Ruins at the abandoned Packard Automotive Plant are seen on September 4, 2013 in Detroit, Michigan. The Packard Plant was a 3.5 million square foot car manufacturing plant built completed in 1911. Major operations ceased in 1958, though the plant was used in a limited capacity until the 1990s, with outer buildings used through the mid 2000s. Since then the buildings have fallen into disrepair – they are now used mostly for graffitti artists and scavengers. Detroit has an astonishing 78,000 abandoned buildings across its 142 square miles.
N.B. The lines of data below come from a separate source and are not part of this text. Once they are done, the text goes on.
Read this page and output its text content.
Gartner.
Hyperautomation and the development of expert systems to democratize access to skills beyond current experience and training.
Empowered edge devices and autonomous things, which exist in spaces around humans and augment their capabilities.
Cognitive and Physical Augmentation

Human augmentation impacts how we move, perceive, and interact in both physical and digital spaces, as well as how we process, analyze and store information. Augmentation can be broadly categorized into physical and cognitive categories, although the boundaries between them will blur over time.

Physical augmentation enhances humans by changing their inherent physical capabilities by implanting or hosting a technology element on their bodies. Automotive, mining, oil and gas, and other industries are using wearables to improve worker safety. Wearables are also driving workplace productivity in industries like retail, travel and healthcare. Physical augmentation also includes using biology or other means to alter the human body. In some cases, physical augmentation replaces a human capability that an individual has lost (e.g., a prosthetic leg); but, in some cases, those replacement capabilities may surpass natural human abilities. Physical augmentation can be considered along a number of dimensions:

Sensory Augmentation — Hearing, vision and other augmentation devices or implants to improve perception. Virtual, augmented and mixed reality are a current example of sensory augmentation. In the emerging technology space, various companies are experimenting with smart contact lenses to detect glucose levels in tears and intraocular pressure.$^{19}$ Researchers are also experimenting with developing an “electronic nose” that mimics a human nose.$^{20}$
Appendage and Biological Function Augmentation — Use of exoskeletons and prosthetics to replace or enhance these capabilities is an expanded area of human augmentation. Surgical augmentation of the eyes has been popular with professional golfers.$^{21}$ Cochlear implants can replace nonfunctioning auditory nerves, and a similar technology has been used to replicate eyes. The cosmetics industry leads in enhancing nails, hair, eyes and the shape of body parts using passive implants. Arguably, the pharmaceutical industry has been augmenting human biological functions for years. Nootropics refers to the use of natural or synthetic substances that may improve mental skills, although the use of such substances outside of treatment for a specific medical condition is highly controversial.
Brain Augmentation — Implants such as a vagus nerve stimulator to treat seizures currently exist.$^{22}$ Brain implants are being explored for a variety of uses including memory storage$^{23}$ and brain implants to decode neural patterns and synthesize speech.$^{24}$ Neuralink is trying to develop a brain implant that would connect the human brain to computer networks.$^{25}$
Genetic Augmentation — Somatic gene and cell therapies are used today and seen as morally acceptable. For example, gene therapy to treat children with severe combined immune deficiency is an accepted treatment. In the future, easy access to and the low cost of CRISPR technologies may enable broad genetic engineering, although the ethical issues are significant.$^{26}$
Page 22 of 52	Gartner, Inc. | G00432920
Last month the city declared bankruptcy, the largest municipality to ever do so in the United States. (Photo by Andrew Burton/Getty Images)

(CBS) — A Chicago investor is hoping to transform a Detroit eyesore. The story from WBBM’s Regine Schlesinger.

Bill Hults of Evanston wants to buy and redevelop the 40 acre site that house a Packard Plant until the late 1950s. It since has become a junkyard for scrappers, graffiti artists and urban explorers.

Hults tells Detroit TV station WXYZ he has a different vision.

“You look at this and 3 million 500 square feet of ugly and we are going to take it and we are going to turn it into something very, very special,” said Hults.

Hults hopes to build what he calls the “Villages of Packard,” a grand vision for a dilapidated parcel that constitutes a symbol of the Motor City’s decline over the past few decades.